Since Srettha took office last September, Thailand grew an anemic 1.9% in 2023, down from 2.5% in 2022, and lagging badly regional peers such as the Philippines, Malaysia and Vietnam which have enjoyed recent booms and benefitted from decoupling from China into Southeast Asia.
That economic underperformance has dented Peua Thai’s brand as the business-minded party of economic growth and revival, a reputation earned under Thaksin-backed parties dating back to his original Thai Rak Thai, which was elected back in 2001 on a “think new, act new” motto that now looks well past its sell date in sight of flagging opinion polls.
The ruling against Srettha follows last week’s Constitutional Court decision to ban the election-winning, new-generation Move Forward party, on grounds its campaign call to reform a royal defamation law was equivalent to trying to overthrow the constitutional monarchy with king as head of state.

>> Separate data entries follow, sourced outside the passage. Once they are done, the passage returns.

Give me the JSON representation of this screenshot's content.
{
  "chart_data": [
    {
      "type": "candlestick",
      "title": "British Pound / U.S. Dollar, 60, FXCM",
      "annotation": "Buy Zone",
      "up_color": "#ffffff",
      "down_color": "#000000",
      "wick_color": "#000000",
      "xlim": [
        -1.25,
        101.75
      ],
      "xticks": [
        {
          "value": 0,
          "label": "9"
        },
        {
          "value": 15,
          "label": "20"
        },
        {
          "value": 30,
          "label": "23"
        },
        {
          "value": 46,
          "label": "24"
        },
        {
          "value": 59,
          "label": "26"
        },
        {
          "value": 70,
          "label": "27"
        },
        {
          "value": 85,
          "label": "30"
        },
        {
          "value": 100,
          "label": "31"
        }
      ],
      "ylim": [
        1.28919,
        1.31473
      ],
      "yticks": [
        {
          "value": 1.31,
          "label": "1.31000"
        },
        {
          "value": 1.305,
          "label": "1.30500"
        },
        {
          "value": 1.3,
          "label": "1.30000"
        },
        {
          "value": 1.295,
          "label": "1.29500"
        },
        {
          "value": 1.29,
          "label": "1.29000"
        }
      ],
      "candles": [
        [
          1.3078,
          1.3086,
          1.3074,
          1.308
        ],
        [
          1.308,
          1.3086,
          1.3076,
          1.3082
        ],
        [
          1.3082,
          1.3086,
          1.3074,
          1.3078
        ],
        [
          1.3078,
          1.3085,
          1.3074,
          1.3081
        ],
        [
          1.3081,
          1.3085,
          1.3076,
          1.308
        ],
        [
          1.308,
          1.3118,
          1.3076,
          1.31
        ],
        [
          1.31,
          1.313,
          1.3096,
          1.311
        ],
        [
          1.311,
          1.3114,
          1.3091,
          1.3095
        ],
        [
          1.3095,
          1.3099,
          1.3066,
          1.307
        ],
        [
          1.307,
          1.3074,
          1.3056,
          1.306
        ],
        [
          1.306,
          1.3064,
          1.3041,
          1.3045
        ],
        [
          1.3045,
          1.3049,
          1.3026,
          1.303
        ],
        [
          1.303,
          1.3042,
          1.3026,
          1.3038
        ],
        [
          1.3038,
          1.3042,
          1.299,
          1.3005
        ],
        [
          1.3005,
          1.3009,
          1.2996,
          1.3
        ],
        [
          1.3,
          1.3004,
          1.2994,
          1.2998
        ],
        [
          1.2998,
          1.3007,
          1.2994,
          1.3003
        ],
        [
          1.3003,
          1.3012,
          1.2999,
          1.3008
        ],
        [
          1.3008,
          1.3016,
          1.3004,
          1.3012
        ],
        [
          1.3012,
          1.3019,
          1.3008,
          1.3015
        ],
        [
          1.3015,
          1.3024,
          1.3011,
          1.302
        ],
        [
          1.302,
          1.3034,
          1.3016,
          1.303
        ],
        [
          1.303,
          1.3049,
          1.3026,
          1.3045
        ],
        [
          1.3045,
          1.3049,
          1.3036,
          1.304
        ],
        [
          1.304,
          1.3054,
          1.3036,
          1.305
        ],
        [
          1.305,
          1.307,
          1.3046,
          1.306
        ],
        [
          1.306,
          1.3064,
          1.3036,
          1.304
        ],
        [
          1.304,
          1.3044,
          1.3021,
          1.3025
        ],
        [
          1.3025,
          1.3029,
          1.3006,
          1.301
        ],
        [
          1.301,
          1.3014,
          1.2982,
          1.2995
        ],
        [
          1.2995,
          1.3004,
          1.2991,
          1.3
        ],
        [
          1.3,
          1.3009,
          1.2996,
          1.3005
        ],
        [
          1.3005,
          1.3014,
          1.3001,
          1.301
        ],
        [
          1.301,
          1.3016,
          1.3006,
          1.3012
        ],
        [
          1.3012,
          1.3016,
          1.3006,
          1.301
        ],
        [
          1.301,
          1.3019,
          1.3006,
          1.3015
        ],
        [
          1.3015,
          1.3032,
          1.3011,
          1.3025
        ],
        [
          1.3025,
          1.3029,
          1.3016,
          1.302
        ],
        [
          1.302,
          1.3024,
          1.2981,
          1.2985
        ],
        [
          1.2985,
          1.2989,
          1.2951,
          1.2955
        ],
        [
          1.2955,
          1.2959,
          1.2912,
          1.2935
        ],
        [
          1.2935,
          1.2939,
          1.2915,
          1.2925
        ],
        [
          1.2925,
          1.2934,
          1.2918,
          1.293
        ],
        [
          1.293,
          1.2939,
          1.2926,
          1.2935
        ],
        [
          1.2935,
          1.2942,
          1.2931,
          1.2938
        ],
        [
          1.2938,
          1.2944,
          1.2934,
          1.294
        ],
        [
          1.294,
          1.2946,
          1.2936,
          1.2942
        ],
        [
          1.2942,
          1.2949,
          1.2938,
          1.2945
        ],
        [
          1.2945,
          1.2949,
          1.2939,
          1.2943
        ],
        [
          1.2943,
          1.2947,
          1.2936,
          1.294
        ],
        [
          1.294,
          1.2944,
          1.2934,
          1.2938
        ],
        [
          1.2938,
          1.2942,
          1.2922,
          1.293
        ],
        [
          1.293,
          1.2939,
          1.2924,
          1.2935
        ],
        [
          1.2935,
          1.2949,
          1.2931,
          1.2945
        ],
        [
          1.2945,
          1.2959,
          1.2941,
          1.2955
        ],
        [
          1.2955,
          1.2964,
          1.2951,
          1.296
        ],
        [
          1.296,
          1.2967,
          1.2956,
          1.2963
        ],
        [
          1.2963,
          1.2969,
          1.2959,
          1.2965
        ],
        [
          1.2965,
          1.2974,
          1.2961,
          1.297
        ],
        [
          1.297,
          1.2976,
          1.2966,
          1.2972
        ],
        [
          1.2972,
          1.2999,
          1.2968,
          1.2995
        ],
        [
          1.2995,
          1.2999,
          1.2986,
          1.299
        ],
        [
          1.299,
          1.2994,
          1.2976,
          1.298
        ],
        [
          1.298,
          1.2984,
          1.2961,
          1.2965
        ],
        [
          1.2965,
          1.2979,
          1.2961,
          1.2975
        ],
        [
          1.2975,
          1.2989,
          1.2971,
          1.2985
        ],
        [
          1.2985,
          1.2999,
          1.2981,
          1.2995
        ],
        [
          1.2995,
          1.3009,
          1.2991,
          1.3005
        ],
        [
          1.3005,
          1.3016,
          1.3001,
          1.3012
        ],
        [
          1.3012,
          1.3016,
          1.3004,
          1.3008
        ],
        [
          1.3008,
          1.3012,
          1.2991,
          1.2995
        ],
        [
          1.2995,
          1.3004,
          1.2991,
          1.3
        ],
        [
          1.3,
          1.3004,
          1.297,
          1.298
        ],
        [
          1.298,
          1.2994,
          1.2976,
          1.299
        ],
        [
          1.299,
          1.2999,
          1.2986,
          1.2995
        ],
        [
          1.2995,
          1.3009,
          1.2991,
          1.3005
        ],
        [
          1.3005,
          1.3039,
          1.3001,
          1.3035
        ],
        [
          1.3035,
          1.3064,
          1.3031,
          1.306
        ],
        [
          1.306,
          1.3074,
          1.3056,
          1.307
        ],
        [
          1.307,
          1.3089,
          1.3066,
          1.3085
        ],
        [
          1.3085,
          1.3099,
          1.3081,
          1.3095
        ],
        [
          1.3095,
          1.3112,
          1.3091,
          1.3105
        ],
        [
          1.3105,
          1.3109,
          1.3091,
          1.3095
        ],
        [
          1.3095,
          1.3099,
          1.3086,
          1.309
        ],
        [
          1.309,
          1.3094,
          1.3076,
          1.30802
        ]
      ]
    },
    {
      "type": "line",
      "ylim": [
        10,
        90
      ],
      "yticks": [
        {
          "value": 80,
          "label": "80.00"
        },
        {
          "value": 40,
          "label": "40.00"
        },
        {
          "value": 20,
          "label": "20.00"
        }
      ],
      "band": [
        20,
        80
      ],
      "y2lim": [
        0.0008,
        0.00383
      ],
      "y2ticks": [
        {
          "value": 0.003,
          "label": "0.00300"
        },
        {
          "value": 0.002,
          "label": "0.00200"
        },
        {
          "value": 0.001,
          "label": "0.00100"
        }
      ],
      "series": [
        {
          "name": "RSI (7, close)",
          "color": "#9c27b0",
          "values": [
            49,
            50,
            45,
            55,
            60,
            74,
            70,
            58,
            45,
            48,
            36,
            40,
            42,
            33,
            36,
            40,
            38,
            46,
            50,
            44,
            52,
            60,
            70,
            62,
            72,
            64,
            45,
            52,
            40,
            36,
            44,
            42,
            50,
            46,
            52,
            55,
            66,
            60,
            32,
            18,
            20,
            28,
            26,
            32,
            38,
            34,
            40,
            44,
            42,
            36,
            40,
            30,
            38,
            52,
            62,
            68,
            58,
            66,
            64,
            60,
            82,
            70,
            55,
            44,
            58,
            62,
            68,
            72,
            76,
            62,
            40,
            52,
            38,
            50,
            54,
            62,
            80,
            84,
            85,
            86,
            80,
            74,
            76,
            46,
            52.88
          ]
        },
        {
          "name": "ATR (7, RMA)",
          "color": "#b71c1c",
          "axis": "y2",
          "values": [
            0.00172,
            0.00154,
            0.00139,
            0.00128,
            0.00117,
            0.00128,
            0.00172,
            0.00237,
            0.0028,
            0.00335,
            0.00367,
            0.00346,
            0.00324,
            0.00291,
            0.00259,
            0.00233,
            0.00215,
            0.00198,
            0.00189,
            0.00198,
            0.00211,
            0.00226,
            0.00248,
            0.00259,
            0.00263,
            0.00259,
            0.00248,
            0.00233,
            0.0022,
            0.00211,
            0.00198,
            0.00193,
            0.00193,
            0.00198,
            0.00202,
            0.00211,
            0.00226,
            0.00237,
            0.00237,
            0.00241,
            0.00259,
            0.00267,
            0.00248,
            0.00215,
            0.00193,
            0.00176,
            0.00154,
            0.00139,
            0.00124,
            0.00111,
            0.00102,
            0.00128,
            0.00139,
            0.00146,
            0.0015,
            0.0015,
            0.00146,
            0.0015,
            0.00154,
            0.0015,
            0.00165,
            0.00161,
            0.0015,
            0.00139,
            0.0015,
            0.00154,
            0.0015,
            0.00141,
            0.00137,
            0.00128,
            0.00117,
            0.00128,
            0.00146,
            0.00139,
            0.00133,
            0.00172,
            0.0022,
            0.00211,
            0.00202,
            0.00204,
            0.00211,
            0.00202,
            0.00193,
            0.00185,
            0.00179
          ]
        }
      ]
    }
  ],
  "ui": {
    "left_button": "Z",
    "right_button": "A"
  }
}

Move Forward reconstituted under a new People’s Power party banner with new leadership the following day, minus 11 party executives including the popular prime ministerial candidate and ex-party leader Pita Limjaroenrat, all of whom were banned from politics for a decade.
The People’s Party, a titular nod to the name of a military party that overthrew the absolute monarchy in 1932, has vowed to maintain its hard push for monarchical, military and monopolist big business reform – in sharp contrast to Srettha’s status quo-protecting agenda that apparently wasn’t good enough for the kingdom’s conservative royalist elite.